Now we're ready to manage the site... or, we think we are...

Support and management of site is at least as important. How does workflow work? Who repairs things when it breaks? Who manages what parts of the site? Work with vendor for ongoing support, care and feeding of website. Especially important with web 2.0 "stuff." Determining processes and producing content are equally important to the redesign.

Top 10 dirty little secrets of software vendors:
* Buying a CMS is still harder than buying your first house! There isn't even a uniform definition for CMS. Knowing how you use content will help you decide what solutions are best for you.
* Most CMS vendors don't help customers be good website managers.
* Most CRM, CMS, Hosting and web analytics implementations STILL go unsupported after launch.
* Open source solves the wrong problem -- everybody uses and installs open source because they think it's free. Who is going to support and maintain the solution will determine whether free and open source software is a good option. FOSS shouldn't be used if it's only to solve a budget issue (because FOSS costs money to implement and maintain.)
* Customers overpay for features that they'll never use, and rarely deliver the results they really need.
* Buying CMS to have a better website is like buying a mop to keep the kitchen clean. If you don't use it, and use it effectively, it's not going to improve the website.
* Implementation is easy; management is hard.
* Most organization have few, infrequent site management software users. Training is ongoing, and planning the training system is part of maintaining the site. Effective adoption/rollout is very important.
* Companies buy software based on ROI, but don't ever measure it.
* Content migration sucks. It will take you more time to automate the process (probably) than to manage the page. Worst part of the project, and it's hard, and anyone who tells you it's easy are lying.

Launch and Rollout
* Usability: beyond the software solutions and website. Whatever solutions you fit, the interfaces are appropriate for the audiences you want to reach (e.g. tech savvy vs. folks who aren't as familiar with tech.)
* Review, measure. Iterate. Web sites are a process, not an end game. Launch small iterative launches. Launch what you can effectively and well; your audience will tell you what they want. Measure the five or ten most important things to your organization and keep a dashboard.
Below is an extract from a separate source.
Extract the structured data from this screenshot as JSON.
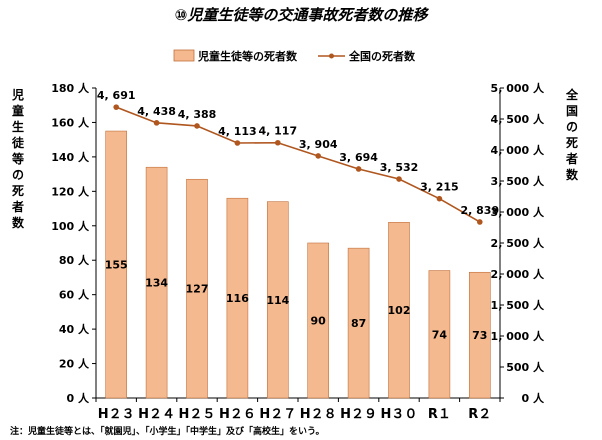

Go for best of breed, not "all in one" solutions.

Budgets
Small: $10,000-50,000
Large: $50,000-100,000

Time is money. These projects take time.
Negotiate rates but hours are hours. Compare apples to apples.
$20/hr to $200/hr.

Erin's Note: This is all helpful information, but I'm finding a great deal of it a reiteration of the presentation I saw last year in DC. The description suggested to me that this might be a workshop for folks who had gone through the design process, and how one would know if they are just tweaking, or really required a real redesign.

The presenters here are spending a great deal of time saying that FOSS is not free, and one can spend as much money on proprietary licensing as on implementing FOSS. I have to say that this has not been our experience--the proprietary solution we used before was MUCH more expensive and more restrictive than our Drupal solution, even with a great deal of customized work, and while Drupal has limitations, it is more flexible than the solution we used before. This sentiment has already generated rumblings in the audience in the back of the room, and it will be interesting to see how this plays out in the Q/A and comments time.

I was a little disappointed in this presentation. The two takeways listed in the NTEN program--knowing when tweaking, instead of a complete redesign, is appropriate; and managing redesign implementation--were really not addressed. We heard about why managing redesign implementation was critically important to making a redesign successful, but we never went through how this would happen with the same kind of clarity and depth as the redesign process. Though the redesign checklist was thorough and excellent information, consistent with my own experience, it really dominated this session, and was almost the same presentation I remembered in DC last year.